Tuesday, December 10, 2013
The Associated Press
BOSTON - Boston Red Sox outfielder Carl Crawford will have season-ending surgery on his left elbow Thursday.
Carl Crawford will have Tommy John surgery on Thursday and be sidelined six to nine months.
The Associated Press
Crawford has been playing with pain since coming off the disabled list last month and will have Tommy John surgery.
"It became clear over the last few days that surgery was going to happen," Red Sox GM Ben Cherington said Monday on a conference call.
"We felt like after talking about it more this weekend with Carl, the right thing to do is to get it taken care of now. He had played through the injury and played pretty well, but it wasn't getting better. The symptoms were getting worse. It wasn't fair to ask him to keep going out there. We decided to take care of it now and he agreed to do that."

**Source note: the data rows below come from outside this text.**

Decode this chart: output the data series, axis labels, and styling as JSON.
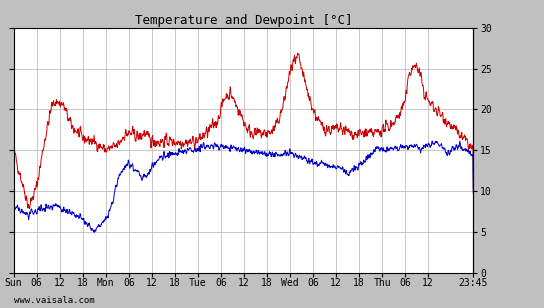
{
  "title": "Temperature and Dewpoint [°C]",
  "x_tick_labels": [
    "Sun",
    "06",
    "12",
    "18",
    "Mon",
    "06",
    "12",
    "18",
    "Tue",
    "06",
    "12",
    "18",
    "Wed",
    "06",
    "12",
    "18",
    "Thu",
    "06",
    "12",
    "23:45"
  ],
  "x_tick_positions": [
    0,
    6,
    12,
    18,
    24,
    30,
    36,
    42,
    48,
    54,
    60,
    66,
    72,
    78,
    84,
    90,
    96,
    102,
    108,
    119.75
  ],
  "ylim": [
    0,
    30
  ],
  "yticks": [
    0,
    5,
    10,
    15,
    20,
    25,
    30
  ],
  "temp_color": "#cc0000",
  "dew_color": "#0000cc",
  "bg_color": "#ffffff",
  "outer_bg": "#c0c0c0",
  "watermark": "www.vaisala.com",
  "line_width": 0.7,
  "total_hours": 119.75,
  "noise_seed": 42
}
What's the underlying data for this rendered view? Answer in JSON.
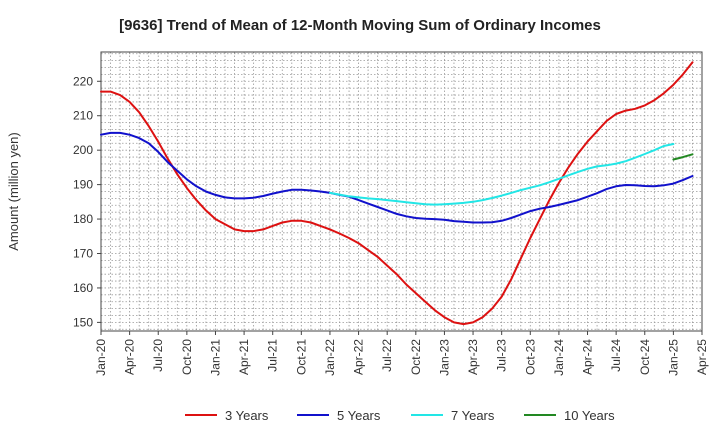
{
  "chart_data": {
    "type": "line",
    "title": "[9636]  Trend of Mean of 12-Month Moving Sum of Ordinary Incomes",
    "xlabel": "",
    "ylabel": "Amount (million yen)",
    "ylim": [
      147.5,
      228.5
    ],
    "yticks": [
      150,
      160,
      170,
      180,
      190,
      200,
      210,
      220
    ],
    "xticks": [
      "Jan-20",
      "Apr-20",
      "Jul-20",
      "Oct-20",
      "Jan-21",
      "Apr-21",
      "Jul-21",
      "Oct-21",
      "Jan-22",
      "Apr-22",
      "Jul-22",
      "Oct-22",
      "Jan-23",
      "Apr-23",
      "Jul-23",
      "Oct-23",
      "Jan-24",
      "Apr-24",
      "Jul-24",
      "Oct-24",
      "Jan-25",
      "Apr-25"
    ],
    "grid": true,
    "legend_position": "bottom",
    "series": [
      {
        "name": "3 Years",
        "color": "#dd1111",
        "start_month": 0,
        "values": [
          217.0,
          217.0,
          216.0,
          214.0,
          211.0,
          207.0,
          202.5,
          197.5,
          193.0,
          189.0,
          185.5,
          182.5,
          180.0,
          178.5,
          177.0,
          176.5,
          176.5,
          177.0,
          178.0,
          179.0,
          179.5,
          179.5,
          179.0,
          178.0,
          177.0,
          175.8,
          174.5,
          173.0,
          171.0,
          169.0,
          166.5,
          164.0,
          161.0,
          158.5,
          156.0,
          153.5,
          151.5,
          150.0,
          149.5,
          150.0,
          151.5,
          154.0,
          157.5,
          162.5,
          168.5,
          174.5,
          180.0,
          185.5,
          190.5,
          195.0,
          199.0,
          202.5,
          205.5,
          208.5,
          210.5,
          211.5,
          212.0,
          213.0,
          214.5,
          216.5,
          219.0,
          222.0,
          225.5
        ]
      },
      {
        "name": "5 Years",
        "color": "#1111cc",
        "start_month": 0,
        "values": [
          204.5,
          205.0,
          205.0,
          204.5,
          203.5,
          202.0,
          199.5,
          196.5,
          194.0,
          191.5,
          189.5,
          188.0,
          187.0,
          186.3,
          186.0,
          186.0,
          186.2,
          186.7,
          187.4,
          188.0,
          188.5,
          188.5,
          188.3,
          188.0,
          187.6,
          187.0,
          186.5,
          185.5,
          184.5,
          183.5,
          182.5,
          181.5,
          180.8,
          180.3,
          180.1,
          180.0,
          179.8,
          179.4,
          179.2,
          179.0,
          179.0,
          179.1,
          179.5,
          180.3,
          181.3,
          182.3,
          183.0,
          183.5,
          184.1,
          184.8,
          185.5,
          186.5,
          187.5,
          188.7,
          189.5,
          189.9,
          189.8,
          189.6,
          189.5,
          189.8,
          190.3,
          191.3,
          192.5
        ]
      },
      {
        "name": "7 Years",
        "color": "#22e6e6",
        "start_month": 24,
        "values": [
          187.6,
          187.1,
          186.6,
          186.3,
          186.0,
          185.8,
          185.5,
          185.2,
          184.9,
          184.6,
          184.3,
          184.2,
          184.3,
          184.5,
          184.7,
          185.0,
          185.5,
          186.1,
          186.8,
          187.6,
          188.4,
          189.1,
          189.8,
          190.7,
          191.7,
          192.7,
          193.7,
          194.6,
          195.3,
          195.6,
          196.1,
          196.8,
          197.8,
          198.9,
          200.0,
          201.2,
          201.8
        ]
      },
      {
        "name": "10 Years",
        "color": "#228822",
        "start_month": 60,
        "values": [
          197.3,
          198.0,
          198.8
        ]
      }
    ]
  }
}
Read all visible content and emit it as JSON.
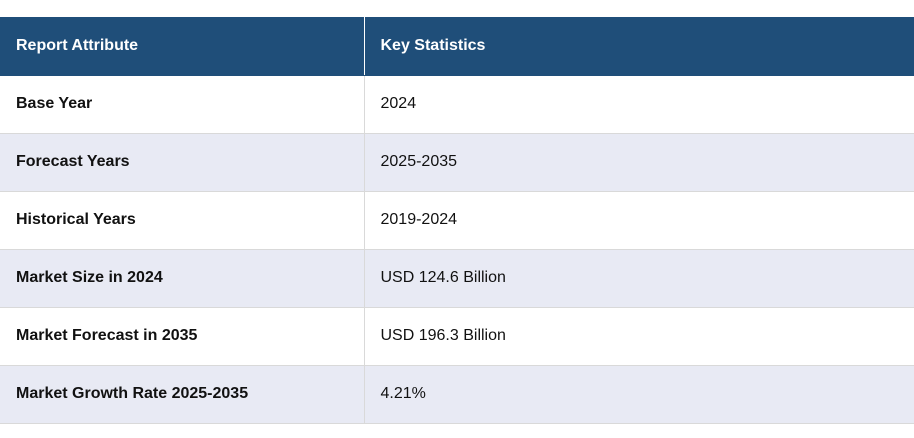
{
  "table": {
    "headers": [
      "Report Attribute",
      "Key Statistics"
    ],
    "rows": [
      {
        "attribute": "Base Year",
        "value": "2024"
      },
      {
        "attribute": "Forecast Years",
        "value": "2025-2035"
      },
      {
        "attribute": "Historical Years",
        "value": "2019-2024"
      },
      {
        "attribute": "Market Size in 2024",
        "value": "USD 124.6 Billion"
      },
      {
        "attribute": "Market Forecast in 2035",
        "value": "USD 196.3 Billion"
      },
      {
        "attribute": "Market Growth Rate 2025-2035",
        "value": "4.21%"
      }
    ]
  },
  "colors": {
    "header_bg": "#1f4e79",
    "header_text": "#ffffff",
    "alt_row_bg": "#e8eaf4",
    "row_bg": "#ffffff"
  }
}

Crawford was a major disappointment last season, his first with Boston after signing a $142-million, seven-year contract.
He batted .255 with 11 home runs and 56 RBI, and had only 18 steals after swiping 107 bases combined in the previous two seasons with Tampa Bay.
He missed the first 89 games this season while recovering from left wrist surgery.
He partially tore his elbow ligament in April while rehabbing, slowing his return. Crawford was activated from the disabled list July 16 and was batting .282 with three homers and 19 RBI.
He is expected to be sidelined six to nine months.
"The recovery is shorter than a pitcher and can be up to nine months," Cherington said. "Position players have come back sooner than that in a couple cases. It's a quicker return then a pitcher would be."
THE RED SOX fired pitching coach Bob McClure and replaced him with Randy Niemann for the rest of the season.
"We felt like we needed to make a change to put our pitchers in the best position to do what they needed to do," Cherington said. "The next six weeks are important to create a foundation going into the offseason."
The slumping Red Sox have fallen off the pace in the competitive AL East.
Boston's 4.30 team ERA was 11th in the American League heading into Monday's games.
The 60-year-old McClure became the pitching coach in December.
He also spent six seasons in the same position with the Kansas City Royals. The left-hander was 68-57 with 52 saves and a 3.81 ERA in 19 seasons in the majors.